Elle reprit au bout d'un long silence:
—Je vous ai bien aimé, mon cœur! Vous aussi, vous m'aimiez autrefois... Nous aurions pourtant pu être heureux!... Vous rappelez-vous le premier printemps que nous avons passé ici! Que d'heures d'une tendresse bénie nous avons eues? Tout était plein de fleurs et d'oiseaux; on entendait chanter les rossignols... Hélas! les choses de ce monde s'évanouissent comme l'ombre...
—Tu vivras, dit Floris, tu vivras!
—O cher Floris, je vais mourir, dit-elle... Mais il me semble cependant que je suis un peu soulagée... Ah! ce n'est pas si difficile de mourir!... Pendant le court moment où je m'étais assoupie, j'ai vu tout à l'heure ta chère mère, entourée d'une splendeur céleste. Sa face rayonnait comme le soleil. Elle se tenait sur une nuée, et de ses mains ouvertes il descendait vers moi une pluie de rayons et de fleurs, tandis que la douceur de ses yeux apaisait ma souffrance... Elle vient m'emmener, mon Floris, et un jour nous serons tous réunis, loin de cette triste terre, dans le Paradis!

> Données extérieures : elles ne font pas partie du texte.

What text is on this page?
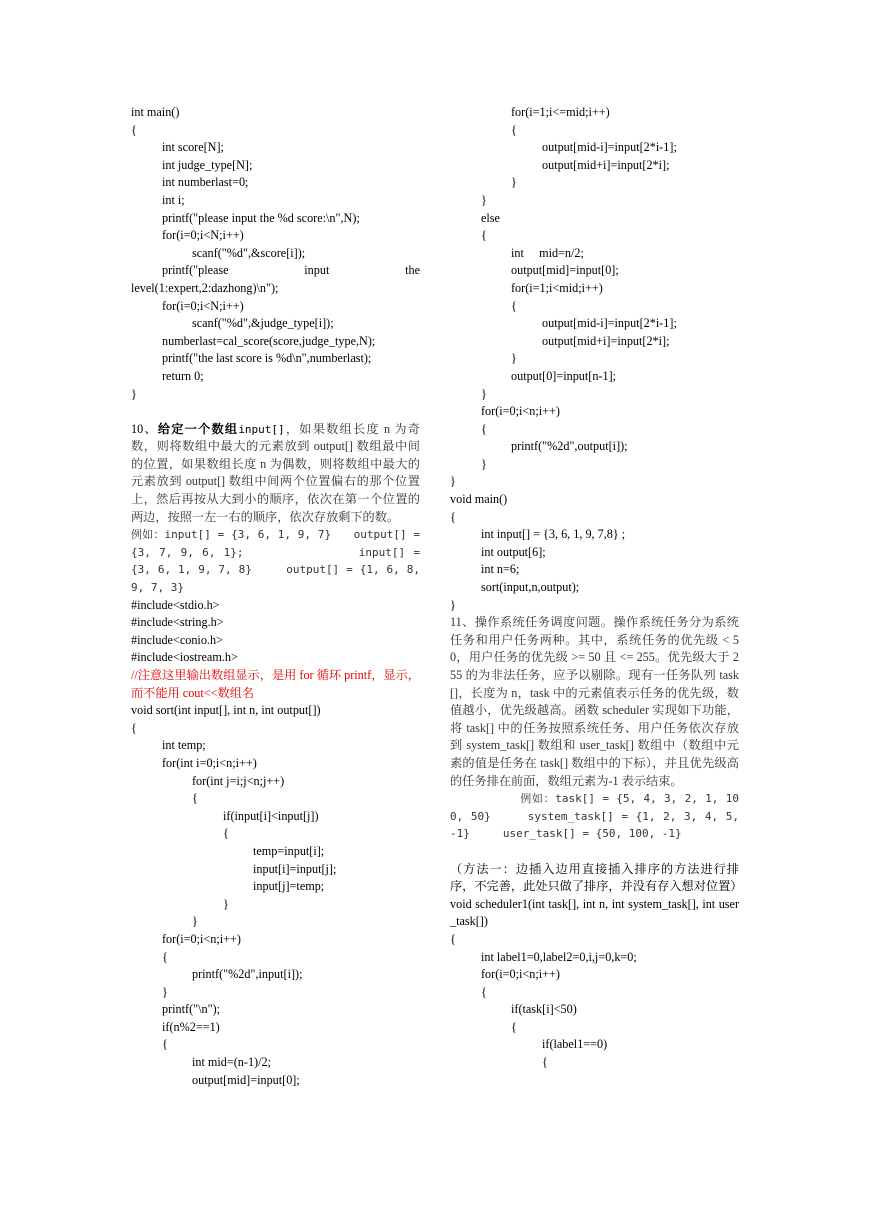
int main()
{
int score[N];
int judge_type[N];
int numberlast=0;
int i;
printf("please input the %d score:\n",N);
for(i=0;i<N;i++)
scanf("%d",&score[i]);
printf("please	input	the
level(1:expert,2:dazhong)\n");
for(i=0;i<N;i++)
scanf("%d",&judge_type[i]);
numberlast=cal_score(score,judge_type,N);
printf("the last score is %d\n",numberlast);
return 0;
}
10、给定一个数组input[]，如果数组长度 n 为奇数，则将数组中最大的元素放到 output[] 数组最中间的位置，如果数组长度 n 为偶数，则将数组中最大的元素放到 output[] 数组中间两个位置偏右的那个位置上，然后再按从大到小的顺序，依次在第一个位置的两边，按照一左一右的顺序，依次存放剩下的数。
例如：input[] = {3, 6, 1, 9, 7}　　output[] = {3, 7, 9, 6, 1};　　　　　　　　　input[] = {3, 6, 1, 9, 7, 8}　　　output[] = {1, 6, 8, 9, 7, 3}
#include<stdio.h>
#include<string.h>
#include<conio.h>
#include<iostream.h>
//注意这里输出数组显示，是用 for 循环 printf，显示，而不能用 cout<<数组名
void sort(int input[], int n, int output[])
{
int temp;
for(int i=0;i<n;i++)
for(int j=i;j<n;j++)
{
if(input[i]<input[j])
{
temp=input[i];
input[i]=input[j];
input[j]=temp;
}
}
for(i=0;i<n;i++)
{
printf("%2d",input[i]);
}
printf("\n");
if(n%2==1)
{
int mid=(n-1)/2;
output[mid]=input[0];
for(i=1;i<=mid;i++)
{
output[mid-i]=input[2*i-1];
output[mid+i]=input[2*i];
}
}
else
{
int     mid=n/2;
output[mid]=input[0];
for(i=1;i<mid;i++)
{
output[mid-i]=input[2*i-1];
output[mid+i]=input[2*i];
}
output[0]=input[n-1];
}
for(i=0;i<n;i++)
{
printf("%2d",output[i]);
}
}
void main()
{
int input[] = {3, 6, 1, 9, 7,8} ;
int output[6];
int n=6;
sort(input,n,output);
}
11、操作系统任务调度问题。操作系统任务分为系统任务和用户任务两种。其中，系统任务的优先级 < 50，用户任务的优先级 >= 50 且 <= 255。优先级大于 255 的为非法任务，应予以剔除。现有一任务队列 task[]，长度为 n，task 中的元素值表示任务的优先级，数值越小，优先级越高。函数 scheduler 实现如下功能，将 task[] 中的任务按照系统任务、用户任务依次存放到 system_task[] 数组和 user_task[] 数组中（数组中元素的值是任务在 task[] 数组中的下标），并且优先级高的任务排在前面，数组元素为-1 表示结束。
　　　　　　例如：task[] = {5, 4, 3, 2, 1, 100, 50}　　　system_task[] = {1, 2, 3, 4, 5, -1}　　　user_task[] = {50, 100, -1}
（方法一：边插入边用直接插入排序的方法进行排序，不完善，此处只做了排序，并没有存入想对位置）
void scheduler1(int task[], int n, int system_task[], int user_task[])
{
int label1=0,label2=0,i,j=0,k=0;
for(i=0;i<n;i++)
{
if(task[i]<50)
{
if(label1==0)
{
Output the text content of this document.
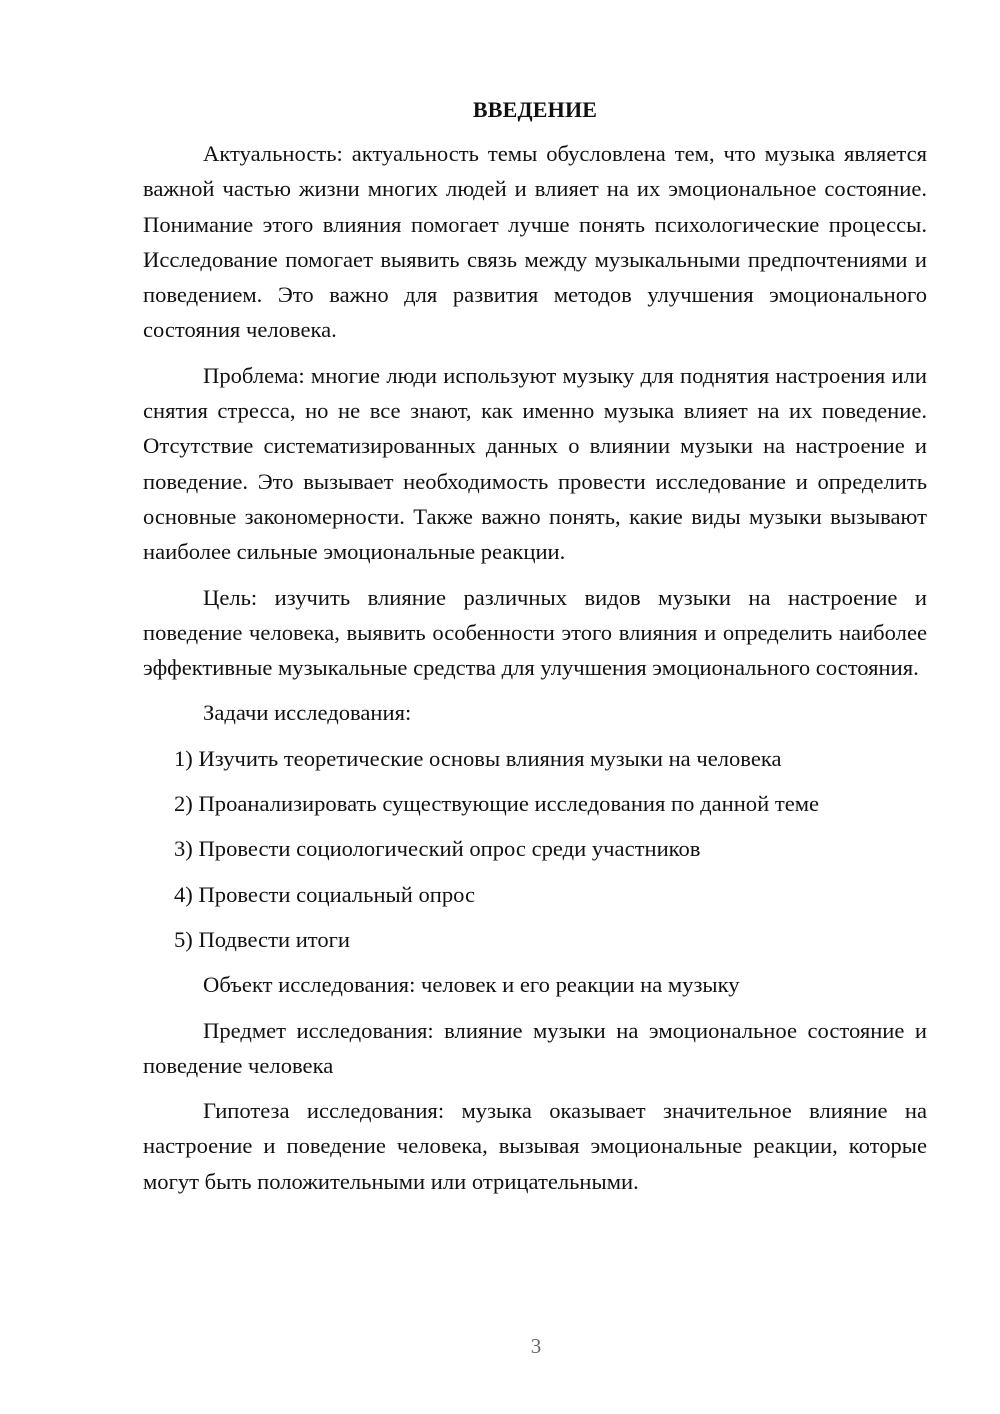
ВВЕДЕНИЕ

Актуальность: актуальность темы обусловлена тем, что музыка является важной частью жизни многих людей и влияет на их эмоциональное состояние. Понимание этого влияния помогает лучше понять психологические процессы. Исследование помогает выявить связь между музыкальными предпочтениями и поведением. Это важно для развития методов улучшения эмоционального состояния человека.

Проблема: многие люди используют музыку для поднятия настроения или снятия стресса, но не все знают, как именно музыка влияет на их поведение. Отсутствие систематизированных данных о влиянии музыки на настроение и поведение. Это вызывает необходимость провести исследование и определить основные закономерности. Также важно понять, какие виды музыки вызывают наиболее сильные эмоциональные реакции.

Цель: изучить влияние различных видов музыки на настроение и поведение человека, выявить особенности этого влияния и определить наиболее эффективные музыкальные средства для улучшения эмоционального состояния.

Задачи исследования:
1) Изучить теоретические основы влияния музыки на человека
2) Проанализировать существующие исследования по данной теме
3) Провести социологический опрос среди участников
4) Провести социальный опрос
5) Подвести итоги

Объект исследования: человек и его реакции на музыку

Предмет исследования: влияние музыки на эмоциональное состояние и поведение человека

Гипотеза исследования: музыка оказывает значительное влияние на настроение и поведение человека, вызывая эмоциональные реакции, которые могут быть положительными или отрицательными.

3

—Tu vivras, tu vivras! répéta-t-il.
—O mon cher cœur, mon cher trésor, mon cher bonheur! dit Isabelle d'une voix faible comme un soupir... Tu te souviendras, n'est-ce pas? de ta pauvre petite Isabelle... Tu te souviendras de notre enfant qui est morte en venant au monde... Qu'on l'ensevelisse avec moi! On la déposera sur mon sein... Rien ne te restera de moi que le souvenir, mon bien-aimé. J'aurai passé dans ta vie, ainsi qu'une ombre... Mon bien-aimé, je te pardonne! N'aie pas trop de chagrin, mon Floris... Je pardonne aussi à Josine... Rappelle-moi plus tard à ma sœur Tatiana. Dis-lui que j'ai quitté le monde en l'aimant et en la bénissant... Où est Gina?... Elle s'est trouvée mal, je crois, et on a dû l'emporter. Elle était bien bonne pour moi; elle m'a fidèlement servie... Pour la vertu, pour l'honnêteté et la décence de la conduite, elle mérite un excellent mari; je voulais lui faire sa dot... Ne pleure pas, mon bien-aimé: sois heureux! Va, le temps te consolera... Un mort n'est rien! J'ai peut-être été indolente et trop paresseuse dans ces derniers mois. Je t'en demande pardon, mon Floris... Et je te bénis, dans la mort, pour le bonheur que j'ai eu auprès de toi... Mila, écarte ce flambeau... Place-moi plus haut, je respire mal... Donne-moi ta main, mon Floris... Bien, ainsi.
La porte s'entre-bâilla au fond de la ruelle, et l'on vit s'y glisser, sans bruit, plusieurs des femmes de la Grande-Duchesse. Elles portaient des chandeliers avec la croix d'or et de cristal que Maria-Pia avait fait faire pour son oratoire. En se hâtant, elles couvrirent l'une des consoles de napperons blancs, et disposèrent une sorte d'autel au moyen de flambeaux.
—Ne pleurez pas, cher aimé, dit Isabelle... C'est moi-même qui ai demandé de recevoir l'extrême-onction.
Alors, une vive clarté se répandit soudain par la chambre. Les trois portes à la fois venaient de s'ouvrir, et une dizaine de femmes morlaques de Sabioneira-le-Bas, qui avaient des cierges à la main, défilèrent silencieusement. Derrière elles, quatre jeunes filles, en hauts bonnets de plumes et d'écarlate, s'avançaient, portant sur leurs épaules la châsse de sainte Justine, qu'on a coutume de monter au palais, lorsqu'un des maîtres y est en péril de mort. Elles la posèrent sur ses bâtons, derrière une lice mobile, qu'elles garnirent de gros flambeaux allumés. Cependant l'archevêque de Myre, revêtu de l'étole violette, était entré avec les saintes huiles; l'abbé Lancelot l'accompagnait: et les servantes du palais, les femmes des pêcheurs, des calfats, des jardiniers pénétrèrent dans la chambre, à leur suite, et s'y rangèrent, en foule, autour du lit.